3-2:弁護士に頼むことで認められやすくなる

法律上、早出出勤も労働時間としてカウントされること、その分の残業代をもらうことができることが分かったと思います。

しかし、相手は早出出勤を手口として使うブラック企業です。

個人的に交渉しても「早出だから残業代は払わないよ」などと、会社から丸め込まれてしまう可能性がありま

そこで、残業代請求に強い弁護士に頼むことをおすすめします。プロに頼むことで、より確実に残業代をもらうことができる可能性があるのです。

3-3:残業代がさかのぼってもらえるのは3年間

残業代請求の時効は給料支給日から「3年」と決められており、3年よりも前の残業代分はもらえなくなってしまいます。

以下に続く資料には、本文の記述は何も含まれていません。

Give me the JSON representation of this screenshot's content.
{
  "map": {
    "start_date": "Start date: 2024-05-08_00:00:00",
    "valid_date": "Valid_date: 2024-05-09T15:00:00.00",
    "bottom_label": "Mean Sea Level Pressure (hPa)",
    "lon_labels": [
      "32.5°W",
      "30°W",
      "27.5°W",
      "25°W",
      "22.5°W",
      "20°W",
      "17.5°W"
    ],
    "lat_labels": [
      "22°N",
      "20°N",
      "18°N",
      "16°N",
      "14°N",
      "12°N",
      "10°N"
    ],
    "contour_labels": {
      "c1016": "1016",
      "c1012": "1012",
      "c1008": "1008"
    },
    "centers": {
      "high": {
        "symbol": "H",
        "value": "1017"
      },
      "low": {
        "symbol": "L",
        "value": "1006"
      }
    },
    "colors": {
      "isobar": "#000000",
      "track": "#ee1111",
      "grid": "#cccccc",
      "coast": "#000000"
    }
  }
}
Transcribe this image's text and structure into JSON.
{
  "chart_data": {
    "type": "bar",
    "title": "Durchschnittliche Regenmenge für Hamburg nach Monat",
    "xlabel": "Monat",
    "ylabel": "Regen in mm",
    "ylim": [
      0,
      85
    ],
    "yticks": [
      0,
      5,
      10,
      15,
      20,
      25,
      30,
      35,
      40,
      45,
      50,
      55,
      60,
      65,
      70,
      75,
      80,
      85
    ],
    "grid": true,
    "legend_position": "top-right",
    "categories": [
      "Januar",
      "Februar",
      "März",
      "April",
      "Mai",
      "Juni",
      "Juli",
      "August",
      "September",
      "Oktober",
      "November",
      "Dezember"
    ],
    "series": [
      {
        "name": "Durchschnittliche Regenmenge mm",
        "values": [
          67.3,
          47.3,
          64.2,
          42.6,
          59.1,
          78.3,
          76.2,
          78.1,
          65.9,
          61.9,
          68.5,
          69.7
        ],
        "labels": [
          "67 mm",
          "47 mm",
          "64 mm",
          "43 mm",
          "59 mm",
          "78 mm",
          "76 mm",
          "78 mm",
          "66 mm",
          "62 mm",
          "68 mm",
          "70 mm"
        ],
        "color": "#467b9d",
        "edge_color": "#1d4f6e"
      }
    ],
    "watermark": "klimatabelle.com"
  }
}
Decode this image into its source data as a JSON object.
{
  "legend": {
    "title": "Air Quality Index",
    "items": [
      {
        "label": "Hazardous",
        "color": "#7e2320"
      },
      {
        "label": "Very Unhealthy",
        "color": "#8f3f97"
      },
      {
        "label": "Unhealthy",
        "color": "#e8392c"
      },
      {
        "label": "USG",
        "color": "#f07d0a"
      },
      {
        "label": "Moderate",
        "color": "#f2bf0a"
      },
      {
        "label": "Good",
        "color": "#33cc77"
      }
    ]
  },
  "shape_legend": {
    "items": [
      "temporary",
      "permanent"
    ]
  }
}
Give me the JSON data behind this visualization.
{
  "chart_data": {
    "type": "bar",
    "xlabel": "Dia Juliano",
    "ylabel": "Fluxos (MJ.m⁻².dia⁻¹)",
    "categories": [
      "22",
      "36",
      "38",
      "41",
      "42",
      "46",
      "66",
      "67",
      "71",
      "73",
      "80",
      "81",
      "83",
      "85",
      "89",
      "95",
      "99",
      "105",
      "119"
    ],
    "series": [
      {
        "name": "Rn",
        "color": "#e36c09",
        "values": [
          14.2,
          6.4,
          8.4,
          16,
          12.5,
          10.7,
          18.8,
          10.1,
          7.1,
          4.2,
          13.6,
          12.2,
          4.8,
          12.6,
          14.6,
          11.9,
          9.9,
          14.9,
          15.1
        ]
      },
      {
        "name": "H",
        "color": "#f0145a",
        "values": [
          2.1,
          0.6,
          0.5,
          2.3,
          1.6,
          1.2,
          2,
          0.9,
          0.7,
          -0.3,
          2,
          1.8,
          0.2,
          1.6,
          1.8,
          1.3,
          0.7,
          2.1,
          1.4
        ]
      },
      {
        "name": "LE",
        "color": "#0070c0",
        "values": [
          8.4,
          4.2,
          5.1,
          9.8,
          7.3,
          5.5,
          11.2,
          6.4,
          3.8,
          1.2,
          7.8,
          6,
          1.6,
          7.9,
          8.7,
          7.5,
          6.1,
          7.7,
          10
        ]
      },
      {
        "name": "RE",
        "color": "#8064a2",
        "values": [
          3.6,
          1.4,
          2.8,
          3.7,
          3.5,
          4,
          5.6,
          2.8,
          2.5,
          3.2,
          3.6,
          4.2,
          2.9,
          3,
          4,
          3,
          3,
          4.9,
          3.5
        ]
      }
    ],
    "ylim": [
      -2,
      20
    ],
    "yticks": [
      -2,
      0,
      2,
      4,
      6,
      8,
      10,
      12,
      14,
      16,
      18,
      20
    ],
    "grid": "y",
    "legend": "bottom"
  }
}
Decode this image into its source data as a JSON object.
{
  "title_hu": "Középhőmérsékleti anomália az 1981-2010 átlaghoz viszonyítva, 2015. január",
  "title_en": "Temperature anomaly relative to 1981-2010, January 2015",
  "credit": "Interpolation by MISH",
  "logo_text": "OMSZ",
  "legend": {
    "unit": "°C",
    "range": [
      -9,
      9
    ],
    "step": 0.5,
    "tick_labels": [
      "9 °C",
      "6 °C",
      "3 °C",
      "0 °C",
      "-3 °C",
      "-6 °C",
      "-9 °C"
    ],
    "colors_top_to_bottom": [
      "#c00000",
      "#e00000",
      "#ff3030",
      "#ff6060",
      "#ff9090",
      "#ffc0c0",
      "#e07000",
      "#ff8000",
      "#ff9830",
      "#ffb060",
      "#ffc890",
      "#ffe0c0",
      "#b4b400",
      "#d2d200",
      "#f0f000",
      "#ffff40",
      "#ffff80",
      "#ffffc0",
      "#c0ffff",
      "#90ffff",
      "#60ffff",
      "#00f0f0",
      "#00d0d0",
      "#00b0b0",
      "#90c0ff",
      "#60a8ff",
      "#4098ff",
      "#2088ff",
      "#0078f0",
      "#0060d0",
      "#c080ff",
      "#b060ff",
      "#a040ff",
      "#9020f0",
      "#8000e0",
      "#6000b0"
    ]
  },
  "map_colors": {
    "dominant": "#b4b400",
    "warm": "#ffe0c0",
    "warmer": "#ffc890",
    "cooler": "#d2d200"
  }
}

つまり、毎月、給料日であった日に、3年前の1か月分の残業代が消滅しているのです。

残業代を多くもらいたい場合は、早めに行動するのがとても大事なのです。

まとめ:早出の残業代

どんな場合に早出でも残業代をもらうことができるのか、お分かり頂けたでしょうか。

最後に、もう一度今回学んだ内容をまとめてみました。

  • 早出でも働き出してから8時間を超えたら残業代が出る。
  • 8時間以上働いてるのに「早出だから残業代が出ない」は違法。
  • 明らかな命令がなくても「早出しなければできないような業務があった」「始業前に時間がかかる準備があった」などの場合で、早出が労働時間として認められる可能性がある。
  • 早出で働いた証拠になる「就業規則」「業務指示のメール」「正確な手書きのメモ」などを集めるのが大事。

残業代をもらうためには、まずは証拠を集めること、時効が3年なので早めに行動することが重要です。

あなたも早出出勤を利用する手口に騙されないよう、気をつけてくださいね。